Orada üzerine çıkabileceği bir minber yoktu. Ayakta insanlara hutbe okuyordu. Cabir Radiyallahu anhu şöyle demiştir: Bayram günü Rasulullah sallahu aleyhi vesellem bayram namazına hutbeden önce, ezan ve kamet getirmeden başlardı. Sonra ayakta Bilal Radiyallahu anhu’ya dayanarak Allah’tan korkmayı emreder, Allah’a itaat etmeyi tavsiye eder, insanlara vaaz eder ve onları uyarırdı. Kadınlar gelene kadar böyle devam ederdi. Sonra kadınlara öğüt verir ve onları uyarırdı. [4]
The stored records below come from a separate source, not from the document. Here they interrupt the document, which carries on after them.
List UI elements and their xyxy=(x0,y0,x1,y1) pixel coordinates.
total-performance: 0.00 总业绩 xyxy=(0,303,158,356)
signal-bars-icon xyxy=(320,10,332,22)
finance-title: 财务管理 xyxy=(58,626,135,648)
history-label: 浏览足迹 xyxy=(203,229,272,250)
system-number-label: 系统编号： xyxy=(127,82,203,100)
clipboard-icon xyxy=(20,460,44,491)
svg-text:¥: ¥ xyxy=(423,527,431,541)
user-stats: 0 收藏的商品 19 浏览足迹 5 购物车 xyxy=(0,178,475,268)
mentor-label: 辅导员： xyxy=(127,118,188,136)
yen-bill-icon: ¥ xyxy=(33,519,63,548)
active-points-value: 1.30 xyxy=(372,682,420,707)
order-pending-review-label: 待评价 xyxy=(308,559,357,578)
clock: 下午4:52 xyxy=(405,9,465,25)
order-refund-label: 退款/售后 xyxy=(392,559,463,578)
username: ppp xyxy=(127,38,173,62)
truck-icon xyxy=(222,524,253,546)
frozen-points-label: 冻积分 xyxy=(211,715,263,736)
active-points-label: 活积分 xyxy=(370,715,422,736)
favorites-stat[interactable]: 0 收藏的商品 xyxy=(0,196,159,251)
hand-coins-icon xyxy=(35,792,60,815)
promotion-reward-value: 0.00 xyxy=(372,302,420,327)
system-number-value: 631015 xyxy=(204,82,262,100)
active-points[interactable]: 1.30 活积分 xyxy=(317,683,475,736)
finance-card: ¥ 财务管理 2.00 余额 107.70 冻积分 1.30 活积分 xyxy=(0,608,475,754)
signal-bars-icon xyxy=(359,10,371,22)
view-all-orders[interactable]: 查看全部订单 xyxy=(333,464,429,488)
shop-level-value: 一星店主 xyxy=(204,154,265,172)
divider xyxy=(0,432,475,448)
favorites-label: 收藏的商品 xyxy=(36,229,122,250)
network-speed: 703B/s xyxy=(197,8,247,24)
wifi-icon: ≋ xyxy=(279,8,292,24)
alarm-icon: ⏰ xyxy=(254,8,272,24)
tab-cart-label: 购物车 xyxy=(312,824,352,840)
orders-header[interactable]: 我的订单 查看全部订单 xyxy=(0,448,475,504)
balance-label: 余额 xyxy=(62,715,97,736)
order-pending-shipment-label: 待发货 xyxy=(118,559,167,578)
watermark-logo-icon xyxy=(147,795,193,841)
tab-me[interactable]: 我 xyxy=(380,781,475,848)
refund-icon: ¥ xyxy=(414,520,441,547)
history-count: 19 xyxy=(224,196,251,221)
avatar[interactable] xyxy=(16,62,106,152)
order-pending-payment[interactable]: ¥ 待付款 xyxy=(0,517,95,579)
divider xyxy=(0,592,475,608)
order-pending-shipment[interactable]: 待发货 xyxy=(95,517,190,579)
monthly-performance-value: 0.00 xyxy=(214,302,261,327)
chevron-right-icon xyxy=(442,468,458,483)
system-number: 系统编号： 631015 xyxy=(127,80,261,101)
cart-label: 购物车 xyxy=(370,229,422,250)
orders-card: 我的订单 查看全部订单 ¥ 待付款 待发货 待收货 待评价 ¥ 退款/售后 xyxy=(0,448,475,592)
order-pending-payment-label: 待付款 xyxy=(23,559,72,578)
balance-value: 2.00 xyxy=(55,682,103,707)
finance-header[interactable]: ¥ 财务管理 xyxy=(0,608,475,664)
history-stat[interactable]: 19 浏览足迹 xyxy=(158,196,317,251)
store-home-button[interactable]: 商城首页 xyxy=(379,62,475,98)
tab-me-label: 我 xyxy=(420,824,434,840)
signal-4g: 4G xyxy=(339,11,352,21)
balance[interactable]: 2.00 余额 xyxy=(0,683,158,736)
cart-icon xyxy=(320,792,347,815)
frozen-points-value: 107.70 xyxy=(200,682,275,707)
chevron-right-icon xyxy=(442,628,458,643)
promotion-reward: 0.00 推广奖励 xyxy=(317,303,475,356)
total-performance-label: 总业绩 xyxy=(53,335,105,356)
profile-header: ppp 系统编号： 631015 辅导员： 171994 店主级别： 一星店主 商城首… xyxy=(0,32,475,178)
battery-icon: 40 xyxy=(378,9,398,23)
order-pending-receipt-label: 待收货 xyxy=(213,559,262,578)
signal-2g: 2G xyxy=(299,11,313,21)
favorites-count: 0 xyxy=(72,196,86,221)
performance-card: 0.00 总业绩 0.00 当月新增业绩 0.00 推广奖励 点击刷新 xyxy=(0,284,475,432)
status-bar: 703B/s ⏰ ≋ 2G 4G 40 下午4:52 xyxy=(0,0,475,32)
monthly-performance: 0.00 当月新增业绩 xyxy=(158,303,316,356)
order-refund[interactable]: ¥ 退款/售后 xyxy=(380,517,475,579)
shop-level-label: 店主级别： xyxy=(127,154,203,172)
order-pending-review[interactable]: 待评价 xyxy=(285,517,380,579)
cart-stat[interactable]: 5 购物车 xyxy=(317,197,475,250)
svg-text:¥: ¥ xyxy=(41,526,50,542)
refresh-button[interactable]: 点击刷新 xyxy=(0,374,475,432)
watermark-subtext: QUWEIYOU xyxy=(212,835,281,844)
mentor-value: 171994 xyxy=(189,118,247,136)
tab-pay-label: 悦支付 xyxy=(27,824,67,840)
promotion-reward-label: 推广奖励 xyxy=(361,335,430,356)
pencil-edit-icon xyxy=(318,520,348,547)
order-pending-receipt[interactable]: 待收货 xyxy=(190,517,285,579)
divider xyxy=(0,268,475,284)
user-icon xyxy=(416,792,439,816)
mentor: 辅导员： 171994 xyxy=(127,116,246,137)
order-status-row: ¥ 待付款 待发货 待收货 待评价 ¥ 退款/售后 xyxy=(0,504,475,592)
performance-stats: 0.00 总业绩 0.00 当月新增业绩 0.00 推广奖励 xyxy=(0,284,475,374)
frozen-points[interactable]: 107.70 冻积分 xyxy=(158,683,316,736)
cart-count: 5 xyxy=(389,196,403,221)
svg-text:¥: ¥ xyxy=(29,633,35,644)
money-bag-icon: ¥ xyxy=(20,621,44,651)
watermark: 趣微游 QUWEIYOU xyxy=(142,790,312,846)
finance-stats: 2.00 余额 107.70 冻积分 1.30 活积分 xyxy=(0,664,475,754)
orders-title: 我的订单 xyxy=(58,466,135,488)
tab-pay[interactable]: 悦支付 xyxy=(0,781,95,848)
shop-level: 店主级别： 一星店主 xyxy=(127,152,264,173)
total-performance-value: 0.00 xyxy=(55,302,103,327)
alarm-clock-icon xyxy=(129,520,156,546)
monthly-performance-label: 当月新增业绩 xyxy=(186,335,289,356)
Ebu Said el Hudri Radiyallahu anhu şöyle demiştir: Rasulullah sallahu aleyhi vesellem bayram namazlarına namazgah’a giderdi. Yaptığı ilk şey namaz kılmaktı. Namazı kıldıktan sonra İnsanlar kendi saflarında oturdukları vaziyette ayağa kalkıp onlara dönerdi.. [5]
Rasulullah sallahu aleyhi vesellem bütün hutbelerine Allah’a hamd ederek başlardı. Hiçbir hadiste Rasulullah sallahu aleyhi vesellem’in bayram hutbelerine tekbir ile başladığı rivayet edilmemiştir. Rasulullah sallahu aleyhi vesellem’in müezzini olma izzetine sahip olan Sa’d Radiyallahu anhu’dan gelen rivayete göre Sa’d şöyle demiştir: ‘ Rasulullah sallahu aleyhi vesellem hutbenin bölümleri arasında tekbir getirirdi. Bayram hutbelerinde tekbirleri arttırırdı.[6] Elbani bu hadisin zayıf olduğunu söylemiştir.Bu hadis zayıf olmakla birlikte Rasulullah sallahu aleyhi vesellem’in hutbeye tekbirle başladığına delil değildir.
Elbani Temamu’l Minne adlı eserinde şöyle demiştir: ‘Bu hadis hutbeye tekbir ile başlamayı meşru kılmamakla birlikte, senedi zayıftır. Senedinde zayıf ve meçhul raviler bulunmaktadır. Bu hadisin hutbeye tekbirle başlamaya delil olarak kabul etmek caiz değildir.
İbn Kayyım RahimehullahŞöyle demiştir: İnsanlar bayram namazlarında ve yağmur namazında hutbeye nasıl başlayacakları konusunda ihtilafa düşmüşlerdir. Bir kısmı bayram hutbelerine tekbir ile başlanır demişlerdir. Bir kısmı yağmur duası hutbesine istiğfar ile başlanır demişlerdir. Bir kısmı ise Allah’a hamd ederek başlanır demişlerdir. Şeyhul İslam İbni Teymiyye doğru olan Allah’a hamd ederek başlamaktır demiştir.
Rasulullah sallahu aleyhi vesellem bütün hutbelerine Allah’a hamd ederek başlardı.
Rasulullah sallahu aleyhi vesellem bayram namazını kıldıktan sonra insanlara ister gitmeleri ister kalıp hutbe dinlemeleri konusunda izin vermiştir.
Abdullah İbn Saib Radiyallahu anhu şöyle demiştir : ‘ Rasulullah sallahu aleyhi vesellem ile bayram namazını kıldık. Namaz bittikten sonra şöyle dedi: ‘Biz hutbe okuyacağız, kim dinlemek isterse otursun hutbeyi dinlesin, kim gitmek isterse gitsin.’[7]
Rasulullah sallahu aleyhi vesellem bayram namazına gidip dönerken farklı yollar kullanırdı. Yani namaza giderken bir yoldan, eve dönerken farklı bir yoldan dönerdi.
Cabir Bin Abdullah şöyle demiştir: ‘Rasulullah sallahu aleyhi vesellem bayram namazına gidip dönerken farklı yollar kullanırdı.’[8]